C’est le 15 juillet 1606 dans la ville de Leyde aux Pays-Bas, qu’est née sans doute l’une des plus grandes figures de la peinture flamande : Rembrandt van Rijn. A la frontière entre sensibilité à fleur de peau et rudesse des scènes et expressions, la peinture de Rembrandt fait l’objet d’une importante démarche personnelle de l’artiste vers une quête de vérité.
Le Musée Jacquemart André, possédant déjà trois œuvres du maître, a consacré du 16 septembre 2016 au 23 janvier 2017 une exposition rétrospective à l’artiste, intitulée « Rembrandt intime », se donnant pour démarche de pénétrer les œuvres pour en saisir la teneur humaniste.
L’exposition portait principalement sur le portrait, et pour cause, c’est un genre auquel Rembrandt s’est particulièrement adonné durant sa carrière. Il a notamment réalisé près d’une centaine d’autoportraits, cherchant à percevoir les changements et évolutions de son physique, mais aussi dans un questionnement de son âme.
Rembrandt est né d’un père meunier et d’une mère boulangère à Leyde, ville des Provinces-Unies, c’est-à-dire des Pays-Bas du nord, libres de la domination espagnole présente au Sud. Le jeune artiste est rapidement aguerri, notamment par un apprentissage de six mois chez un maître amstellodamois de renom : Pieter Lastman. Il fonde son premier atelier à Leyde en 1624 avec son ami Jan Lievens. En 1631, il quitte sa ville natale pour s’installer à Amsterdam.
L’exposition du musée Jacquemart-André s’articulait – selon les commissaires de l’exposition – autour des trois œuvres possédées par le musée, représentatives de trois périodes majeures dans la carrière de l’artiste : le travail de jeunesse à Leyde, la gloire d’un peintre face à de nombreuses commandes à Amsterdam, et enfin les travaux tardifs.
L’exposition montrait bien l’évolution du style du peintre : dans les œuvres de jeunesse, on peut voir un surprenant maniérisme, mêlé à un souffle baroque, que je ne soupçonnais pas chez Rembrandt, avec des couleurs vives et contrastées. On peut mentionner par exemple l’œuvre L’Ânesse de Balaam, huile sur bois de 1626.
Dans les œuvres réalisées à partir des années 1630 à Amsterdam, on peut constater que l’artiste répond à plusieurs commandes de portrait aristocratique, comme celui de la Princesse Amalia van Solms, daté de 1632. La finesse des détails, en particulier des étoffes et des bijoux est sans doute ce que j’admire le plus chez Rembrandt. Il sait détacher ces éléments précieux sur un fond sombre, avec des touches plus instantanées.

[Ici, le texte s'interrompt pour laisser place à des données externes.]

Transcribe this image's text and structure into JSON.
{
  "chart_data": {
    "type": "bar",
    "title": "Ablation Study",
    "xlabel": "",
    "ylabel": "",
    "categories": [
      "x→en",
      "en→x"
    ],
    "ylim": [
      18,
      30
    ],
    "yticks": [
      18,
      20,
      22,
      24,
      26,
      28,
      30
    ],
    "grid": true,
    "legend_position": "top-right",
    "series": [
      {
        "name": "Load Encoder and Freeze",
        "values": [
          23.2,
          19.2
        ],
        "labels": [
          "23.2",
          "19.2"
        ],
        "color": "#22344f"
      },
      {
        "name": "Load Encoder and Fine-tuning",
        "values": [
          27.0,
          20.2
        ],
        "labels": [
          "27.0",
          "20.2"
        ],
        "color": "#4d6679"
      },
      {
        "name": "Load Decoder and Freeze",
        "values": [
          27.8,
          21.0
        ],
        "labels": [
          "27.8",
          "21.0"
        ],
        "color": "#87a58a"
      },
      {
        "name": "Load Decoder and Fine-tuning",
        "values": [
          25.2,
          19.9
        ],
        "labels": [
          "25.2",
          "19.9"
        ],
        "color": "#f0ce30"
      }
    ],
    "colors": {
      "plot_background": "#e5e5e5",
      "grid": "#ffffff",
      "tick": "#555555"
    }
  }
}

Enfin dans ses œuvres tardives, on peut constater chez Rembrandt une audace plus prégnante dans l’affirmation de son propre style et de sa touche. Rembrandt semble accorder davantage d’importance à la matérialité, aux reflets et leurs effets sur la couleur et les nuances. Ceci est notable dans les portraits de la Jeune fille à sa fenêtre de 1651, mais aussi dans celui de sa compagne, Hendricke Stoffels, depuis l’année 1649 et jusqu’à la mort de celle-ci en 1663 de maladie. L’exposition marque cette dernière période d’un caractère de « fugacité » : le peintre est à la recherche d’un instant, où les choses, les émotions et mouvements de l’âme sont présents d’une certaine façon et ne le seront jamais plus.
Cette rétrospective mettait aussi un point d’honneur à faire comprendre au spectateur, de lui-même, que Rembrandt était peut-être davantage un graveur au talent incommensurable qu’un peintre. La variété des gravures présentées, d’une finesse du dessin à couper le souffle, en témoignent.
On peut notamment retenir cette œuvre : L’Annonce aux Bergers, 1634, eau-forte, pointe sèche et burin. Trois états.
Enfin, il faut noter que cette exposition ne portait pas seulement sur le portrait, car l’œuvre de Rembrandt est aussi abondante en œuvres à sujets religieux. Les scènes choisies sont variées, mais toujours traitées avec délicatesse, simplicité et humilité. L’empreinte de l’artiste y est reconnaissable par le traitement de la lumière en clair-obscur (un fond très sombre et des sujets d’une scène centrale très éclairé selon un angle précis).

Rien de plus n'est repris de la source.